Wiedererwerb des Gemäldes Begonien (Rot und Gelb) von Emil Nolde

Angermuseum, Erfurt

Nach über 80 Jahren ist es dem Angermuseum gelungen, das sich bereits 1930 in der Sammlung befindende Werk Begonien von Emil Nolde wiederzuerwerben. Bis dahin gelang das Blumenbild in viele Hände.
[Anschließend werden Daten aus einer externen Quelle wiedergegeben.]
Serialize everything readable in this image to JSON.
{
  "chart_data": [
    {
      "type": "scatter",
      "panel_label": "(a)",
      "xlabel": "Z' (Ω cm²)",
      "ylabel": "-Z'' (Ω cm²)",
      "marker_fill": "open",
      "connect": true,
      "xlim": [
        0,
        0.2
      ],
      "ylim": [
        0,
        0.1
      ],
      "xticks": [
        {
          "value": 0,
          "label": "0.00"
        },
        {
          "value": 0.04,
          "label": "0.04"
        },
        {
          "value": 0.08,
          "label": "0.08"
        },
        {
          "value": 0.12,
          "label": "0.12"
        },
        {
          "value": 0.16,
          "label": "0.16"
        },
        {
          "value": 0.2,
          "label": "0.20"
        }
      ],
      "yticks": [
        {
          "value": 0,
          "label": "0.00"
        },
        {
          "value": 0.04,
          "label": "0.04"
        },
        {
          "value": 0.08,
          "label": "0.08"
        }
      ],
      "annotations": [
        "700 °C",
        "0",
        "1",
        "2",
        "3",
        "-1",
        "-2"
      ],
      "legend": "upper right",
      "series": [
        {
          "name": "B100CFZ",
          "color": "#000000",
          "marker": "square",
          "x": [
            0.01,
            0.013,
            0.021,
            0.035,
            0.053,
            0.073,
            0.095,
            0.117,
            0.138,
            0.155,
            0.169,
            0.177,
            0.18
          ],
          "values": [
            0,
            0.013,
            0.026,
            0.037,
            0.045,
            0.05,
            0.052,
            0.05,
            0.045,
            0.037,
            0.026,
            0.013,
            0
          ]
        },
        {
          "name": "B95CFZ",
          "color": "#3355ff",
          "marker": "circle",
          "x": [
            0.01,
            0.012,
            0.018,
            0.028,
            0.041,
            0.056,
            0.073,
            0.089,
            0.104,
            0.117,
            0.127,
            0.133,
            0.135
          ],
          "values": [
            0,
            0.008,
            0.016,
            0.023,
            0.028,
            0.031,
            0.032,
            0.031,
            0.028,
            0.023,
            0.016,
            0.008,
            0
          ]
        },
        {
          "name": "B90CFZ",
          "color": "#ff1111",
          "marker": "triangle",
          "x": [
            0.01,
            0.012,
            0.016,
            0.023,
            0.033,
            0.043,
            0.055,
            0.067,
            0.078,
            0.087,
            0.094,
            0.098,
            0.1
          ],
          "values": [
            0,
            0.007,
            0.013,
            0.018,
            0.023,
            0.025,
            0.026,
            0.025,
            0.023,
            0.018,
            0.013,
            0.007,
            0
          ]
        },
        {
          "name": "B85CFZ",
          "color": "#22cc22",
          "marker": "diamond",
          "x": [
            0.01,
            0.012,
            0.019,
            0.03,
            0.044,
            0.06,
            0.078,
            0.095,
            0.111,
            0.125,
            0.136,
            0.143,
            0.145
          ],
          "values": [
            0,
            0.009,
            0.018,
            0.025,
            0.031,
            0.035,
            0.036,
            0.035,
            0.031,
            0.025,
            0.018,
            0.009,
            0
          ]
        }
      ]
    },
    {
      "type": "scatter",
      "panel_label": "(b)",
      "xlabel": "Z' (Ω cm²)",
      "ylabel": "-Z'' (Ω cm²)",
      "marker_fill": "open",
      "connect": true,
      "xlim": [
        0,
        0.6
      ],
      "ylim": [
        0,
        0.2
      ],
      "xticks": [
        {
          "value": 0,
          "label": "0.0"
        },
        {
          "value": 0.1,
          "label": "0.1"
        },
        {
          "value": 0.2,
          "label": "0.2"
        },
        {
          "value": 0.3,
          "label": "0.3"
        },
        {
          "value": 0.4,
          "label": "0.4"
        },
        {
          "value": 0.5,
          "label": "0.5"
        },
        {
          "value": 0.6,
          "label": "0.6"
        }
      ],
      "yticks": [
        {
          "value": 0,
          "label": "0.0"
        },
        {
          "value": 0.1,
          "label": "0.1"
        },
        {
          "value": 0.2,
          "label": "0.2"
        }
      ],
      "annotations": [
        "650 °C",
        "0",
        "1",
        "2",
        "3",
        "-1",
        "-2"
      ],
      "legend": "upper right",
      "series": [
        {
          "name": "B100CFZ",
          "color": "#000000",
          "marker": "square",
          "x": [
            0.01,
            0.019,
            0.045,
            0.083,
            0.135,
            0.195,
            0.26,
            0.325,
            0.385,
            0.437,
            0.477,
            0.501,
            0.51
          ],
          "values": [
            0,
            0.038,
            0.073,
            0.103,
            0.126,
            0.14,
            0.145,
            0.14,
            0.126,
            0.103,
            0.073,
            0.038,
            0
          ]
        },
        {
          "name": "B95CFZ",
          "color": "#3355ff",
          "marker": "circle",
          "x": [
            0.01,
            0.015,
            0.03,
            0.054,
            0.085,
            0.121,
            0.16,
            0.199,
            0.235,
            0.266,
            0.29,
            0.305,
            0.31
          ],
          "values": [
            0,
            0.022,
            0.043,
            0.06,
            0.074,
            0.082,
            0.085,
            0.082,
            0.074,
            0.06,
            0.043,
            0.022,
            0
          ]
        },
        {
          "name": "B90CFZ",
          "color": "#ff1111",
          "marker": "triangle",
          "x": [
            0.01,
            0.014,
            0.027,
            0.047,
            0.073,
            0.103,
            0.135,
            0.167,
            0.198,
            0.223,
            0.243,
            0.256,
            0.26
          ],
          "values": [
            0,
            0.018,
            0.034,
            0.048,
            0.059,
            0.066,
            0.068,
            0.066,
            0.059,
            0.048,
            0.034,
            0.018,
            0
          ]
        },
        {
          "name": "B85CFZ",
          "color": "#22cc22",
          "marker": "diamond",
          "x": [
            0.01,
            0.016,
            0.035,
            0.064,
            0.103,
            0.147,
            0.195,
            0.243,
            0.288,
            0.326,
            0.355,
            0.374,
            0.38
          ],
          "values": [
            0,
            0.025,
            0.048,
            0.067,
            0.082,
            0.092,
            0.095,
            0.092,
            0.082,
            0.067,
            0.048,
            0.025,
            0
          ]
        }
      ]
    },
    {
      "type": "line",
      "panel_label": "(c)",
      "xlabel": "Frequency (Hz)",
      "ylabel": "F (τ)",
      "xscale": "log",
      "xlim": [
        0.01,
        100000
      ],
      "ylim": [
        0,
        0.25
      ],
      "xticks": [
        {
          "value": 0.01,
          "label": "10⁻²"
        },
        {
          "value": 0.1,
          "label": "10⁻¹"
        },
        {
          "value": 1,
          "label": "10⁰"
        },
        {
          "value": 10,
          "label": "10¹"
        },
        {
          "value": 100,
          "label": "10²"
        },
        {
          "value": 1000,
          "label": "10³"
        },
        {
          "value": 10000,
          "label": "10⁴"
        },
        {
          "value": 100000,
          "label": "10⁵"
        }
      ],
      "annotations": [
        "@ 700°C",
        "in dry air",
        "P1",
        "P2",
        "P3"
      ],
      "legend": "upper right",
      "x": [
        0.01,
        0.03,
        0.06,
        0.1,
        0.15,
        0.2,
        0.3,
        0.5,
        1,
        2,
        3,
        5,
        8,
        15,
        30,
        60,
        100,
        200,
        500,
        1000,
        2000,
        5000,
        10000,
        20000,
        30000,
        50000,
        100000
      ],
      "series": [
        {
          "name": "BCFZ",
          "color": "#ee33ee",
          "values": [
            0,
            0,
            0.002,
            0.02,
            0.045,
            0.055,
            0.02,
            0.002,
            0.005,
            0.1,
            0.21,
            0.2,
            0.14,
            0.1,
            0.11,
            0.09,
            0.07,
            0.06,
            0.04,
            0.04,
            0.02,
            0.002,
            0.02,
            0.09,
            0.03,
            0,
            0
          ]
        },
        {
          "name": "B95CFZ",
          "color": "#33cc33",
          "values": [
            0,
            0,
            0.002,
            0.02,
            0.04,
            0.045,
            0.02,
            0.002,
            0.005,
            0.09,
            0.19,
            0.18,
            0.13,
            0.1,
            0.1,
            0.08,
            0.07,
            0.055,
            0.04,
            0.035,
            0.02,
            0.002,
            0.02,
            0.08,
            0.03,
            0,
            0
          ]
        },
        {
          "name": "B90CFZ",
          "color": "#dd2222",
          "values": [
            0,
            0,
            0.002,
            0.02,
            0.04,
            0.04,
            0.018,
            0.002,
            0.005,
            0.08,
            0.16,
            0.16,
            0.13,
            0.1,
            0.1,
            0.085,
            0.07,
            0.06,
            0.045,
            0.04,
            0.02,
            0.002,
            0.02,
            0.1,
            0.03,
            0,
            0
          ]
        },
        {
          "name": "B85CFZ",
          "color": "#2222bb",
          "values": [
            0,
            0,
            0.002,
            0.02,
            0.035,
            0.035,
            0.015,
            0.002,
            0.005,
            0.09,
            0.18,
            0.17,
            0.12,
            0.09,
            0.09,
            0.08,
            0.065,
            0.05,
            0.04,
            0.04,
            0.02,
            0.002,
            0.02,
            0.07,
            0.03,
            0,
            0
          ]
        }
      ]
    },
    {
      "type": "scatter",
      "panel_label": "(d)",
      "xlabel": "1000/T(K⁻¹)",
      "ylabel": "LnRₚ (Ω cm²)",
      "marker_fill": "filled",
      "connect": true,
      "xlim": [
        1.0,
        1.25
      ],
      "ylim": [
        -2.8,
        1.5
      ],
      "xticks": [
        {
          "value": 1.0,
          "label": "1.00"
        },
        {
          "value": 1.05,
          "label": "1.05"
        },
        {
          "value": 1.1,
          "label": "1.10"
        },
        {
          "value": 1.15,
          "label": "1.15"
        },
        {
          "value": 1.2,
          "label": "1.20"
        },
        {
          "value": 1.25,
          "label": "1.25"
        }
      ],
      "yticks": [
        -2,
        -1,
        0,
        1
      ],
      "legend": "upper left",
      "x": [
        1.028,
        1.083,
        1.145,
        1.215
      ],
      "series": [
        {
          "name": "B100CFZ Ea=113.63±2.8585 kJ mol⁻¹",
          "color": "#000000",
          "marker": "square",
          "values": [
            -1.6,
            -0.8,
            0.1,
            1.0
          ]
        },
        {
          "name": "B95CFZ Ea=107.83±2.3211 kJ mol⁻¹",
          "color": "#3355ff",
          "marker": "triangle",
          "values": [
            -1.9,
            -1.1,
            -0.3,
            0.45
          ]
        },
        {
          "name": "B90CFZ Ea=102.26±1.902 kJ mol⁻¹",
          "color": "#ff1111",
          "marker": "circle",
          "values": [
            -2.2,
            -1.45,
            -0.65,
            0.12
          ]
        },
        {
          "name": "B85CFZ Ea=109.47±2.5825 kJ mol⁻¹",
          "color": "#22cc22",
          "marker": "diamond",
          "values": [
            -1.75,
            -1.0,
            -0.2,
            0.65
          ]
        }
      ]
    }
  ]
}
Über die Galerie Ferdinand Möller kaufte der damalige Direktor des Angermuseums in Erfurt, Herbert Kunze, das expressionistische Gemälde ein Jahr nach seiner Fertigstellung für die damals enorme Summe von 8.000 Reichsmark an. Im Zuge der NS-Diffamierungsaktion "Entartete Kunst" war das Werk 1937 beschlagnahmt und entfernt worden, zusammen mit zahlreichen anderen Werken. Das Angermuseum erlitt unheilbare Verluste. Nach der Beschlagnahmung bemühte sich Nolde vergeblich, das für ihn sehr wichtige Bild über einen Mittelsmann auf der Auktion in Luzern 1939 wieder zu erwerben. Erst 2017 tauchte es wieder auf dem Kunstmarkt auf und konnte nun in Zusammenschluss der Stadt Erfurt, des Freistaats Thüringen, der Kulturstiftung der Länder, des Bundes und der Ernst von Siemens Kunststiftung für das Angermuseum zurückerworben werden.
Das 1927 entstandene Gemälde Begonien zeigt zwei in Töpfen gezogene blühende Knollenbegonien. Die Blumentöpfe mit Untersetzern stehen auf einer von Ada Nolde selbst gewebten, mit floralen Elementen sowie Tiermotiven verzierten Decke, die sich heute im Nachlass des Künstlers in Seebüll befindet.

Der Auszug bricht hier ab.